Que peuvent nous apprendre les orgues d'église sur le changement climatique ?
Les églises conservent des registres des dates d'accordage de leurs orgues. Ces registres peuvent remonter à plusieurs décennies, voire plus loin. Ils constituent une mine d'informations précieuses sur l'évolution du climat au fil des ans.

Des chercheurs de l'Université Nottingham Trent (NTU) ont analysé 18 registres de jeux d'orgues d'églises de Londres, du Nottinghamshire et du Derbyshire afin d'en apprendre davantage sur le changement climatique dans la région. Ces relevés, qui remontent à 1966, montrent comment les températures moyennes dans les églises ont augmenté depuis lors.
Que sont les livres de parties d'orgue ?
Les orgues d'église sont des instruments complexes, en métal ou en bois, actionnés par le vent.
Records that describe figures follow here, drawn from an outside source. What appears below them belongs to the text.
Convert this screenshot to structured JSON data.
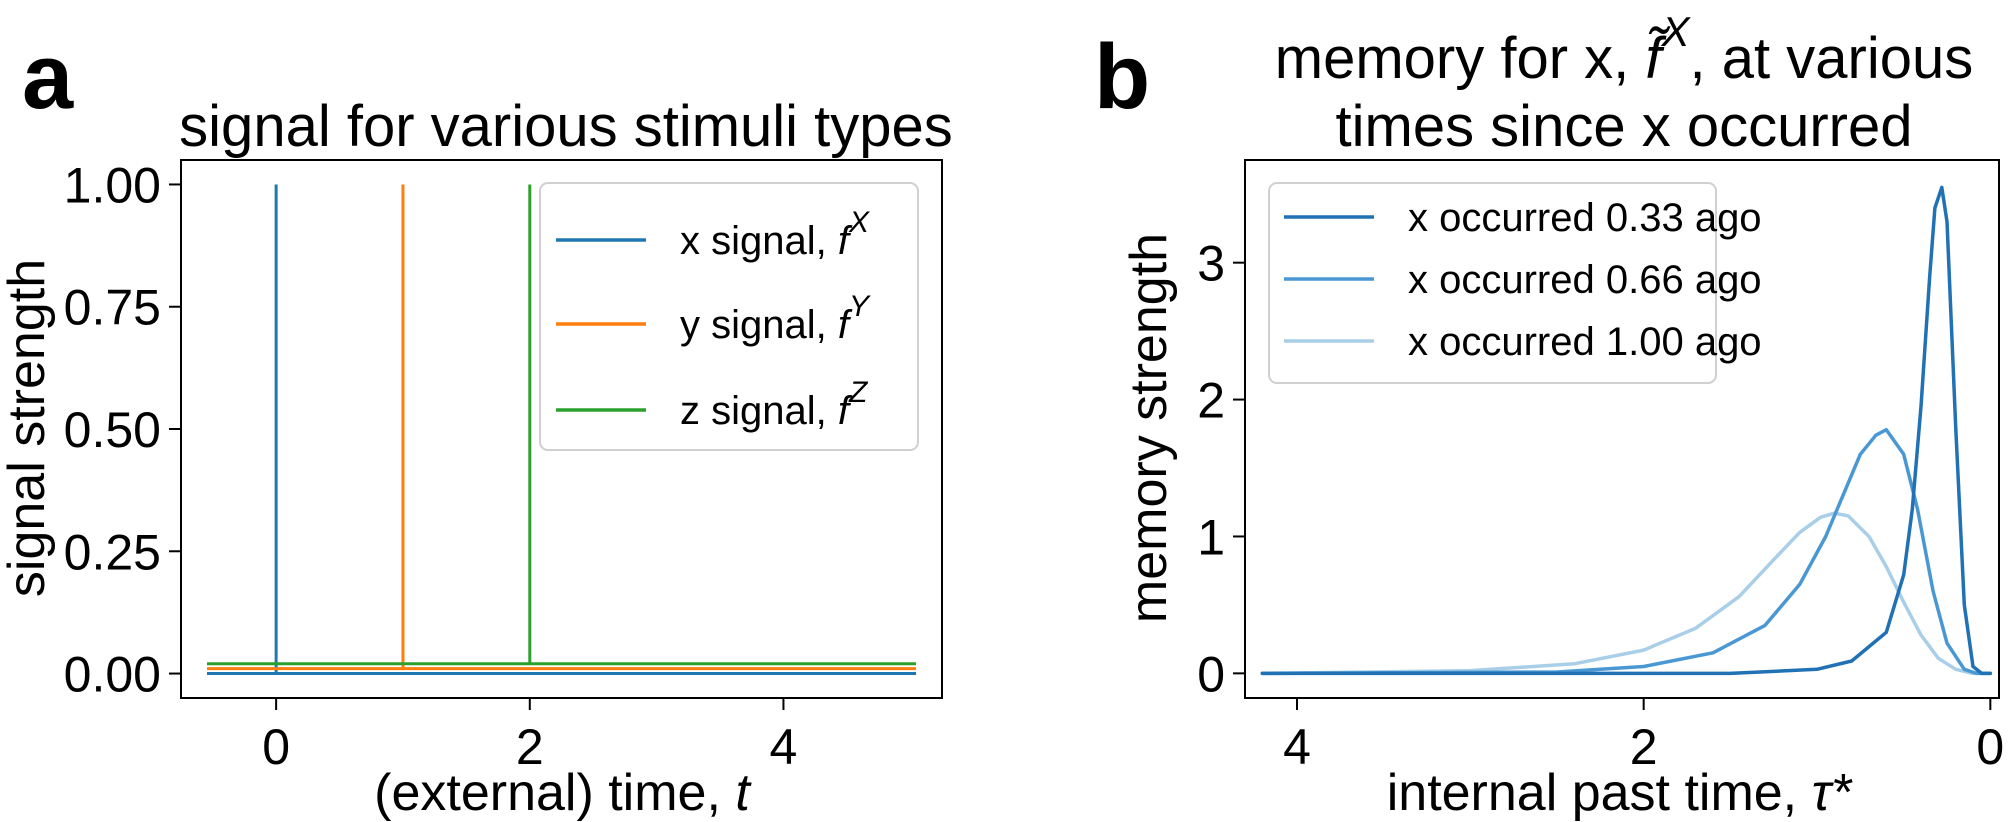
{
  "chart_data": [
    {
      "panel": "a",
      "type": "line",
      "title": "signal for various stimuli types",
      "xlabel_text": "(external) time, ",
      "xlabel_var": "t",
      "ylabel": "signal strength",
      "xlim": [
        -0.75,
        5.25
      ],
      "ylim": [
        -0.05,
        1.05
      ],
      "xticks": [
        0,
        2,
        4
      ],
      "yticks": [
        0.0,
        0.25,
        0.5,
        0.75,
        1.0
      ],
      "ytick_labels": [
        "0.00",
        "0.25",
        "0.50",
        "0.75",
        "1.00"
      ],
      "grid": false,
      "legend_position": "top-right",
      "series": [
        {
          "label_prefix": "x signal, ",
          "label_base": "f",
          "label_sup": "X",
          "color": "#1f77b4",
          "baseline": 0.0,
          "spike_at": 0,
          "spike_height": 1.0
        },
        {
          "label_prefix": "y signal, ",
          "label_base": "f",
          "label_sup": "Y",
          "color": "#ff7f0e",
          "baseline": 0.01,
          "spike_at": 1,
          "spike_height": 1.0
        },
        {
          "label_prefix": "z signal, ",
          "label_base": "f",
          "label_sup": "Z",
          "color": "#2ca02c",
          "baseline": 0.02,
          "spike_at": 2,
          "spike_height": 1.0
        }
      ]
    },
    {
      "panel": "b",
      "type": "line",
      "title_line1_prefix": "memory for x, ",
      "title_line1_var": "f̃",
      "title_line1_sup": "X",
      "title_line1_suffix": ", at various",
      "title_line2": "times since x occurred",
      "xlabel_text": "internal past time, ",
      "xlabel_var": "τ*",
      "ylabel": "memory strength",
      "xlim": [
        4.3,
        -0.05
      ],
      "ylim": [
        -0.18,
        3.75
      ],
      "xticks": [
        4,
        2,
        0
      ],
      "yticks": [
        0,
        1,
        2,
        3
      ],
      "grid": false,
      "legend_position": "top-left",
      "series": [
        {
          "label": "x occurred 0.33 ago",
          "color": "#2171b5",
          "x": [
            4.2,
            1.5,
            1.0,
            0.8,
            0.6,
            0.5,
            0.45,
            0.4,
            0.35,
            0.32,
            0.28,
            0.25,
            0.2,
            0.15,
            0.1,
            0.05,
            0.0
          ],
          "y": [
            0.0,
            0.0,
            0.03,
            0.09,
            0.3,
            0.72,
            1.2,
            1.95,
            2.9,
            3.4,
            3.55,
            3.3,
            1.8,
            0.5,
            0.05,
            0.0,
            0.0
          ]
        },
        {
          "label": "x occurred 0.66 ago",
          "color": "#4a98d3",
          "x": [
            4.2,
            2.5,
            2.0,
            1.6,
            1.3,
            1.1,
            0.95,
            0.85,
            0.75,
            0.66,
            0.6,
            0.5,
            0.42,
            0.33,
            0.25,
            0.15,
            0.08,
            0.0
          ],
          "y": [
            0.0,
            0.01,
            0.05,
            0.15,
            0.35,
            0.65,
            1.0,
            1.3,
            1.6,
            1.74,
            1.78,
            1.6,
            1.2,
            0.6,
            0.22,
            0.03,
            0.0,
            0.0
          ]
        },
        {
          "label": "x occurred 1.00 ago",
          "color": "#a9cfe8",
          "x": [
            4.2,
            3.0,
            2.4,
            2.0,
            1.7,
            1.45,
            1.25,
            1.1,
            0.98,
            0.9,
            0.82,
            0.7,
            0.6,
            0.5,
            0.4,
            0.3,
            0.2,
            0.1,
            0.05
          ],
          "y": [
            0.0,
            0.02,
            0.07,
            0.17,
            0.33,
            0.56,
            0.83,
            1.03,
            1.14,
            1.17,
            1.15,
            1.0,
            0.78,
            0.52,
            0.28,
            0.11,
            0.03,
            0.0,
            0.0
          ]
        }
      ]
    }
  ]
}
Leur hauteur de son dépend des conditions météorologiques, notamment de la température. Une augmentation d'un seul degré peut modifier la hauteur du son de 0,8 hertz.
Les accordeurs d'orgues sont très attentifs à des facteurs comme la température, car celle-ci peut entraîner la dilatation ou la contraction du métal. C'est pourquoi ils notent également la date du dernier accordage.
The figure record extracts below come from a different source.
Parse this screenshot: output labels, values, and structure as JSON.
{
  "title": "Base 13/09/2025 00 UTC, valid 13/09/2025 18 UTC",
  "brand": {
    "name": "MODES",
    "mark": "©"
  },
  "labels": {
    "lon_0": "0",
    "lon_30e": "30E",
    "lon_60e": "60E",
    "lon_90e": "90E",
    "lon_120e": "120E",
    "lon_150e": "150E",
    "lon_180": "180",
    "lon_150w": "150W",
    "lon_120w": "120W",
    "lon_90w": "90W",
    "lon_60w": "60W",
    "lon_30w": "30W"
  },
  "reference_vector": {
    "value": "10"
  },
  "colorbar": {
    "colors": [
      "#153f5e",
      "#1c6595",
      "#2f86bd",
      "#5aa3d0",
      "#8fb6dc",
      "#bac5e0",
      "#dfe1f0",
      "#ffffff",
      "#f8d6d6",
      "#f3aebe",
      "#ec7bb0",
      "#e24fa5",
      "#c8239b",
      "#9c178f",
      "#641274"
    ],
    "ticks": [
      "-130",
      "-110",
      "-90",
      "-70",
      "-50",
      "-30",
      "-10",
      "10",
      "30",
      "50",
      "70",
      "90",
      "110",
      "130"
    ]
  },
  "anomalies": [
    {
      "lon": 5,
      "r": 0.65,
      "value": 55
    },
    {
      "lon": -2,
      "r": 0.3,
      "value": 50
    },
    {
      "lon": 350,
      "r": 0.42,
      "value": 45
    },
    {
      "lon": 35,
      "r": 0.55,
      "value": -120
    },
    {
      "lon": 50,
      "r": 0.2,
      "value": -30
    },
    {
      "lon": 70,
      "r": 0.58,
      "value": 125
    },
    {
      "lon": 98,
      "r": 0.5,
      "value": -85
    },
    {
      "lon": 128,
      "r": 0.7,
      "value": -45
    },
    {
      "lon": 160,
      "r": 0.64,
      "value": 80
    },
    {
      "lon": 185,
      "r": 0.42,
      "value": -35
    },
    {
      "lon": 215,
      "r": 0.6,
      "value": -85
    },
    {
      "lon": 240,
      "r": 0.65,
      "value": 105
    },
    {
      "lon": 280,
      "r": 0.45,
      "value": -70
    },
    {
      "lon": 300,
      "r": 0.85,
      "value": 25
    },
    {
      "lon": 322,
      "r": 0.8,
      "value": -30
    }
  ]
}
De ce fait, ces vieux registres poussiéreux, conservés dans diverses églises, sont devenus une véritable mine d'informations sur le changement climatique. Accorder des orgues dans les pays chauds est un défi, mais cela devient également de plus en plus difficile dans les régions plus froides comme la Grande-Bretagne.
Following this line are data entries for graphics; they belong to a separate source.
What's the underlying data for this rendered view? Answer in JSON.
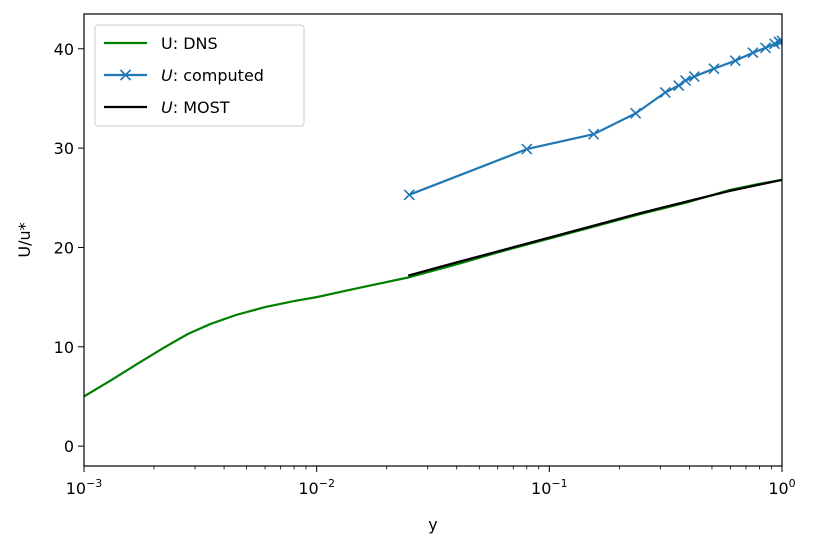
{
  "chart_data": {
    "type": "line",
    "title": "",
    "xlabel": "y",
    "ylabel": "U/u*",
    "xscale": "log",
    "xlim": [
      0.001,
      1
    ],
    "ylim": [
      -2,
      43.5
    ],
    "grid": false,
    "legend_position": "top-left",
    "x_ticks": [
      {
        "value": 0.001,
        "base": "10",
        "exp": "−3"
      },
      {
        "value": 0.01,
        "base": "10",
        "exp": "−2"
      },
      {
        "value": 0.1,
        "base": "10",
        "exp": "−1"
      },
      {
        "value": 1,
        "base": "10",
        "exp": "0"
      }
    ],
    "y_ticks": [
      0,
      10,
      20,
      30,
      40
    ],
    "series": [
      {
        "name": "U: DNS",
        "legend_prefix": "U",
        "legend_suffix": ": DNS",
        "legend_italic": false,
        "color": "#008000",
        "marker": "none",
        "x": [
          0.001,
          0.0013,
          0.0017,
          0.0022,
          0.0028,
          0.0035,
          0.0045,
          0.006,
          0.008,
          0.01,
          0.015,
          0.025,
          0.04,
          0.06,
          0.1,
          0.15,
          0.25,
          0.4,
          0.6,
          0.8,
          1.0
        ],
        "y": [
          5.0,
          6.6,
          8.3,
          9.9,
          11.3,
          12.3,
          13.2,
          14.0,
          14.6,
          15.0,
          15.9,
          17.0,
          18.3,
          19.5,
          20.9,
          22.0,
          23.4,
          24.6,
          25.8,
          26.4,
          26.8
        ]
      },
      {
        "name": "U: computed",
        "legend_prefix": "U",
        "legend_suffix": ": computed",
        "legend_italic": true,
        "color": "#1f77b4",
        "marker": "x",
        "x": [
          0.025,
          0.08,
          0.155,
          0.235,
          0.315,
          0.36,
          0.385,
          0.42,
          0.51,
          0.63,
          0.75,
          0.85,
          0.93,
          0.97,
          1.0
        ],
        "y": [
          25.3,
          29.9,
          31.4,
          33.5,
          35.6,
          36.3,
          36.8,
          37.2,
          38.0,
          38.8,
          39.6,
          40.1,
          40.5,
          40.7,
          40.8
        ]
      },
      {
        "name": "U: MOST",
        "legend_prefix": "U",
        "legend_suffix": ": MOST",
        "legend_italic": true,
        "color": "#000000",
        "marker": "none",
        "x": [
          0.025,
          0.04,
          0.06,
          0.1,
          0.15,
          0.25,
          0.4,
          0.6,
          1.0
        ],
        "y": [
          17.2,
          18.5,
          19.6,
          21.0,
          22.1,
          23.5,
          24.7,
          25.7,
          26.8
        ]
      }
    ]
  }
}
Qu'avons-nous appris sur le changement climatique ?
Le trio de chercheurs de l'Université technologique de Nanyang (NTU), Yangang Xing, Andrew Knight et Bruno Bingley, a analysé les données de température enregistrées dans les livres de parties d'orgue et a constaté que les températures moyennes dans les églises augmentent aussi bien en hiver qu'en été.
Les églises sont généralement de grands édifices en pierre qu'il était historiquement difficile de chauffer. Les systèmes de chauffage modernes permettent désormais de remédier à ce problème, mais ces systèmes sont coupés pendant les mois d'été, confirmant ainsi ce que nous soupçonnions déjà : la planète se réchauffe.
L'humidité joue probablement aussi un rôle. Un document provenant d'une église de Nottingham indique que l'accordage de l'orgue fut plus difficile ce jour-là en raison du brouillard. Bien entendu, les scientifiques ne se contentent pas de quelques enregistrements pour tirer une conclusion majeure.
C'est pourquoi ils invitent d'autres personnes à partager les données de leurs recueils de parties d'orgue. Plus ces données remontent loin dans le temps, mieux c'est. Ils espèrent surtout que l'on prendra conscience de la valeur inestimable des données que recèlent ces recueils, attendant d'être découvertes.